There is something about growing older that can make one feel more fearful. Instead of a youthful exuberance to bungee jump across Europe, you suddenly find yourself sitting down with a guy named Hank to compare life insurance plans – just in case you really do get hit by a bus when you go out to get your mail.
Maybe it’s that you have more to lose than you did when you were 20. Or maybe because you were a size 4 with tight abs and no neck wrinkles so you thought you were untouchable. Maybe the world seemed so wide open with possibilities that you wouldn’t have even considered limiting your options in any way.
I’ll admit – even when I was young I wasn’t the “jump out of an airplane” kind of girl. But I was certainly more daring.

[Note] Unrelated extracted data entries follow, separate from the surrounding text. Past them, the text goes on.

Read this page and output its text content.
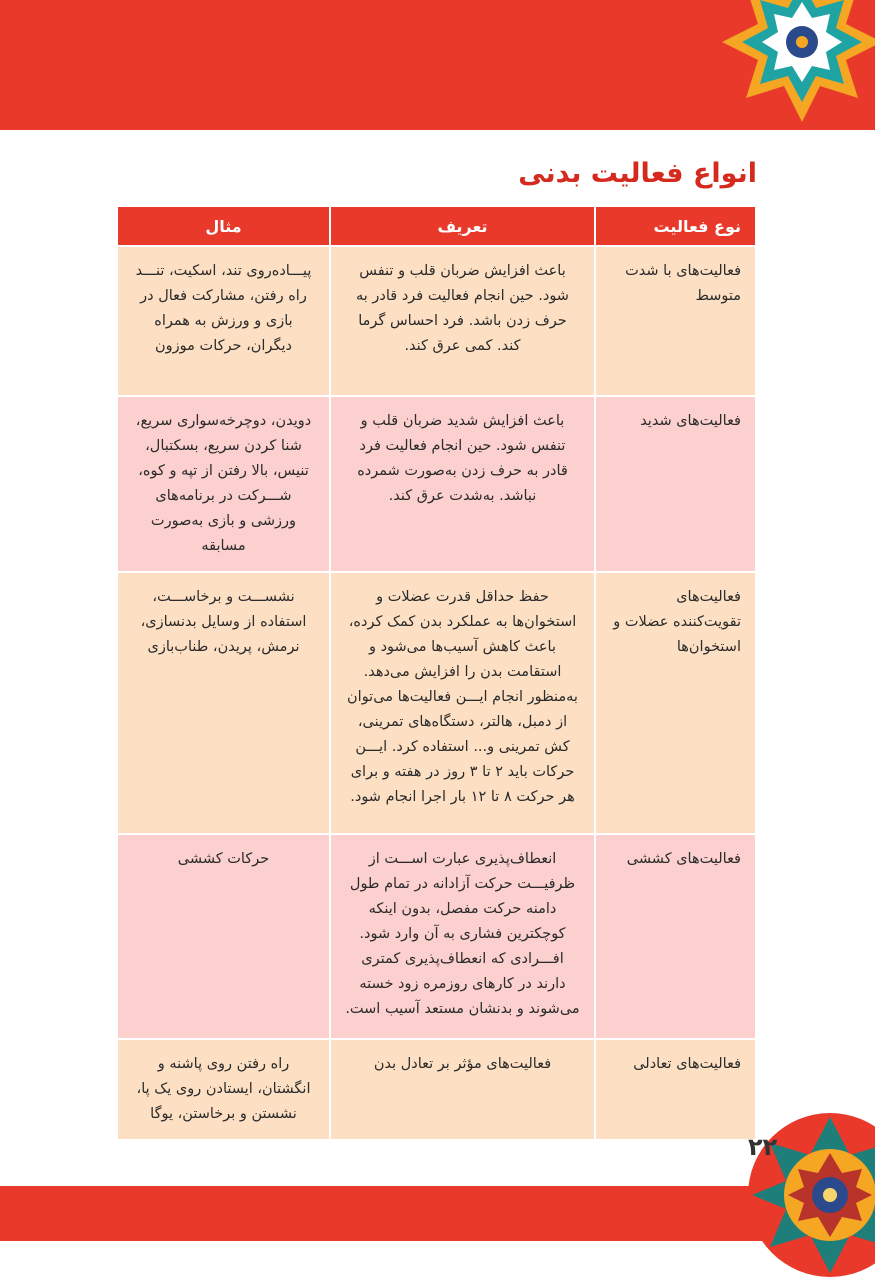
انواع فعالیت بدنی
نوع فعالیت	تعریف	مثال
فعالیت‌های با شدت متوسط	باعث افزایش ضربان قلب و تنفس شود. حین انجام فعالیت فرد قادر به حرف زدن باشد. فرد احساس گرما کند. کمی عرق کند.	پیـــاده‌روی تند، اسکیت، تنـــد راه رفتن، مشارکت فعال در بازی و ورزش به همراه دیگران، حرکات موزون
فعالیت‌های شدید	باعث افزایش شدید ضربان قلب و تنفس شود. حین انجام فعالیت فرد قادر به حرف زدن به‌صورت شمرده نباشد. به‌شدت عرق کند.	دویدن، دوچرخه‌سواری سریع، شنا کردن سریع، بسکتبال، تنیس، بالا رفتن از تپه و کوه، شـــرکت در برنامه‌های ورزشی و بازی به‌صورت مسابقه
فعالیت‌های تقویت‌کننده عضلات و استخوان‌ها	حفظ حداقل قدرت عضلات و استخوان‌ها به عملکرد بدن کمک کرده، باعث کاهش آسیب‌ها می‌شود و استقامت بدن را افزایش می‌دهد. به‌منظور انجام ایـــن فعالیت‌ها می‌توان از دمبل، هالتر، دستگاه‌های تمرینی، کش تمرینی و... استفاده کرد. ایـــن حرکات باید ۲ تا ۳ روز در هفته و برای هر حرکت ۸ تا ۱۲ بار اجرا انجام شود.	نشســـت و برخاســـت، استفاده از وسایل بدنسازی، نرمش، پریدن، طناب‌بازی
فعالیت‌های کششی	انعطاف‌پذیری عبارت اســـت از ظرفیـــت حرکت آزادانه در تمام طول دامنه حرکت مفصل، بدون اینکه کوچکترین فشاری به آن وارد شود. افـــرادی که انعطاف‌پذیری کمتری دارند در کارهای روزمره زود خسته می‌شوند و بدنشان مستعد آسیب است.	حرکات کششی
فعالیت‌های تعادلی	فعالیت‌های مؤثر بر تعادل بدن	راه رفتن روی پاشنه و انگشتان، ایستادن روی یک پا، نشستن و برخاستن، یوگا
۲۲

I didn’t worry much about anyone but myself. Now I worry constantly about these little people that are all over my house. Am I giving them a good life? Am I raising them to be kind, compassionate people? Am I to blame that one of them is standing on top of the roof of the minivan having a sword fight? Stuff like that.
Somehow as we age, we start shutting ourselves off to possibilities. We think – hey, maybe I can control my fate if I’m just a bit more careful. But I’ve actually heard that we can’t actually control the world which is sort of lame but certainly noteworthy. So I thought to myself – maybe it’s time to do a bit more leaping.

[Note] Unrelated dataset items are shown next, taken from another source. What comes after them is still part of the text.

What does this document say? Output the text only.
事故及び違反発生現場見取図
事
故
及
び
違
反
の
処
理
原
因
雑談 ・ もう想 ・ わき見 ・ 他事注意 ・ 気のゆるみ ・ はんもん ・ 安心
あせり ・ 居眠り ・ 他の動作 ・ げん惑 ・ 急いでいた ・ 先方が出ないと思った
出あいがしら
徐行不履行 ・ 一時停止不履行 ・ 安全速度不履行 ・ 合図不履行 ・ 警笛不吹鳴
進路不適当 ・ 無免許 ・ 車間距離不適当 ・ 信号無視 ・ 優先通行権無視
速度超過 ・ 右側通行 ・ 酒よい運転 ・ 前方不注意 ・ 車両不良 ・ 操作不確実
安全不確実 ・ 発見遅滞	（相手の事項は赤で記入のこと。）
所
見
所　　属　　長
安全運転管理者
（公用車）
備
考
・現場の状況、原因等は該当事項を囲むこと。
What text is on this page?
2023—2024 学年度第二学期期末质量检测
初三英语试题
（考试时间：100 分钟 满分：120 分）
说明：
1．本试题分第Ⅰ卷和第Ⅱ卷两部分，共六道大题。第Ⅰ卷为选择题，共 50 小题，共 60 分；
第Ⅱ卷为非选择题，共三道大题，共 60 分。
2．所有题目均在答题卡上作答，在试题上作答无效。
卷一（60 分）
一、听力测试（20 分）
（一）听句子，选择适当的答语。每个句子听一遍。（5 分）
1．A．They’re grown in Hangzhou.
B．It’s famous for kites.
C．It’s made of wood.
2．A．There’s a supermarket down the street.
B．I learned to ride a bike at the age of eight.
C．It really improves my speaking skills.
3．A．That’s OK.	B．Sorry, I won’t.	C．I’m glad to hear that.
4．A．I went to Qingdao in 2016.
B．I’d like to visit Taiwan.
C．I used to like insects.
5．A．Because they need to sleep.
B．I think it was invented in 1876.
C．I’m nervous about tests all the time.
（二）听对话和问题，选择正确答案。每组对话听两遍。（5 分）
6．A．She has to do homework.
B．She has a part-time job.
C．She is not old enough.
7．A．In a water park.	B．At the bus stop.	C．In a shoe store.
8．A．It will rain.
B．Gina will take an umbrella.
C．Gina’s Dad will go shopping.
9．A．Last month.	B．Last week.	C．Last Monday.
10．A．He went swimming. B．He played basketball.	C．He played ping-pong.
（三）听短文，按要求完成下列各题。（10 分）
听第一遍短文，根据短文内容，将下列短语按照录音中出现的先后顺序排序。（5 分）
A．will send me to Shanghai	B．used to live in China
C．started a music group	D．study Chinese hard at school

Which is how I found myself at the top of a trapeze last weekend. I did the trapeze about 10 years ago in New Paltz, New York and I did not particularly like it.

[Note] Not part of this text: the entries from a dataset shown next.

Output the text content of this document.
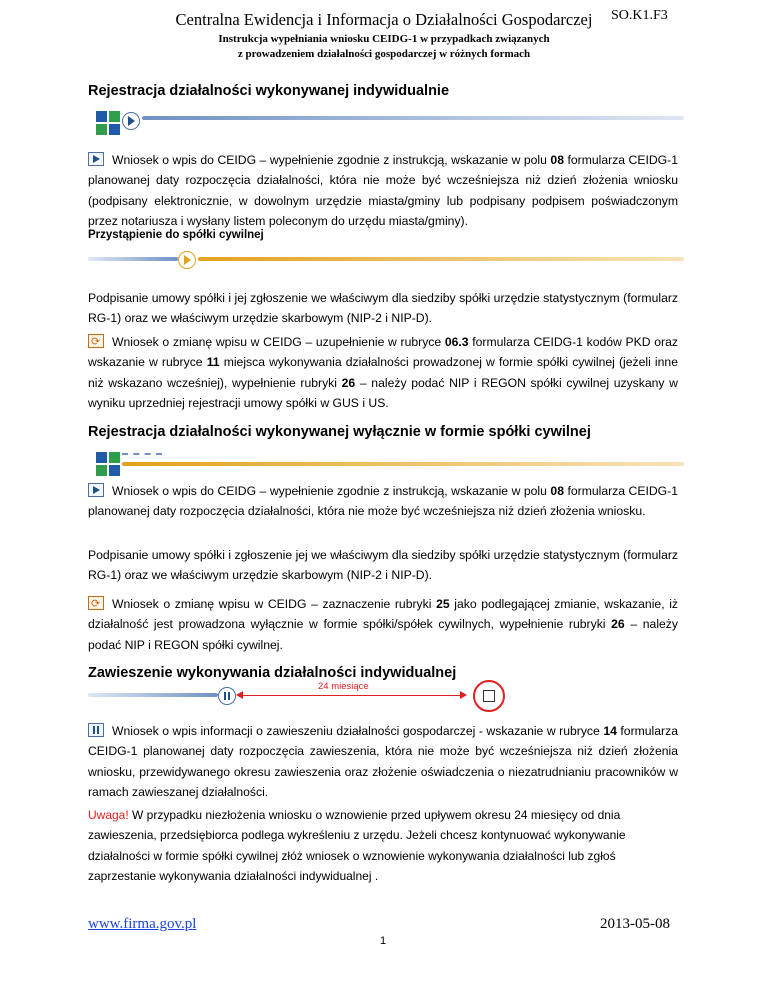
Centralna Ewidencja i Informacja o Działalności Gospodarczej	SO.K1.F3
Instrukcja wypełniania wniosku CEIDG-1 w przypadkach związanych
z prowadzeniem działalności gospodarczej w różnych formach
Rejestracja działalności wykonywanej indywidualnie
Wniosek o wpis do CEIDG – wypełnienie zgodnie z instrukcją, wskazanie w polu 08 formularza CEIDG-1 planowanej daty rozpoczęcia działalności, która nie może być wcześniejsza niż dzień złożenia wniosku (podpisany elektronicznie, w dowolnym urzędzie miasta/gminy lub podpisany podpisem poświadczonym przez notariusza i wysłany listem poleconym do urzędu miasta/gminy).
Przystąpienie do spółki cywilnej
Podpisanie umowy spółki i jej zgłoszenie we właściwym dla siedziby spółki urzędzie statystycznym (formularz RG-1) oraz we właściwym urzędzie skarbowym (NIP-2 i NIP-D).
⟳Wniosek o zmianę wpisu w CEIDG – uzupełnienie w rubryce 06.3 formularza CEIDG-1 kodów PKD oraz wskazanie w rubryce 11 miejsca wykonywania działalności prowadzonej w formie spółki cywilnej (jeżeli inne niż wskazano wcześniej), wypełnienie rubryki 26 – należy podać NIP i REGON spółki cywilnej uzyskany w wyniku uprzedniej rejestracji umowy spółki w GUS i US.
Rejestracja działalności wykonywanej wyłącznie w formie spółki cywilnej
Wniosek o wpis do CEIDG – wypełnienie zgodnie z instrukcją, wskazanie w polu 08 formularza CEIDG-1 planowanej daty rozpoczęcia działalności, która nie może być wcześniejsza niż dzień złożenia wniosku.
Podpisanie umowy spółki i zgłoszenie jej we właściwym dla siedziby spółki urzędzie statystycznym (formularz RG-1) oraz we właściwym urzędzie skarbowym (NIP-2 i NIP-D).
⟳Wniosek o zmianę wpisu w CEIDG – zaznaczenie rubryki 25 jako podlegającej zmianie, wskazanie, iż działalność jest prowadzona wyłącznie w formie spółki/spółek cywilnych, wypełnienie rubryki 26 – należy podać NIP i REGON spółki cywilnej.
Zawieszenie wykonywania działalności indywidualnej
24 miesiące
Wniosek o wpis informacji o zawieszeniu działalności gospodarczej - wskazanie w rubryce 14 formularza CEIDG-1 planowanej daty rozpoczęcia zawieszenia, która nie może być wcześniejsza niż dzień złożenia wniosku, przewidywanego okresu zawieszenia oraz złożenie oświadczenia o niezatrudnianiu pracowników w ramach zawieszanej działalności.
Uwaga! W przypadku niezłożenia wniosku o wznowienie przed upływem okresu 24 miesięcy od dnia zawieszenia, przedsiębiorca podlega wykreśleniu z urzędu. Jeżeli chcesz kontynuować wykonywanie działalności w formie spółki cywilnej złóż wniosek o wznowienie wykonywania działalności lub zgłoś zaprzestanie wykonywania działalności indywidualnej .
www.firma.gov.pl	2013-05-08
1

So why was I back a decade later?! Because I have a 7 and 10 year old daughter and they wanted me to do it while we were on vacation at Club Med. And if I couldn’t be brave for myself, I could at least be courageous for them.
Plus, when we live our lives being too afraid, we start losing ourselves. Oh and my mother-in-law got up there and swung from the trapeze so I didn’t want her to think her son was married to some kind of pathetic wimp.
So I did it…
Okay, it’s not a high flying Cirque du Soleil trapeze performance but it was scary to climb up the ladder and jump off from that plank of death up there.
And I showed my girls that in life you push through fear and go for it. Because taking the leap is what life is all about.
An no, you won’t find me jumping out of an airplane.
Or bungee jumping across Europe.
But sword fighting on top of my minivan is definitely a possibility.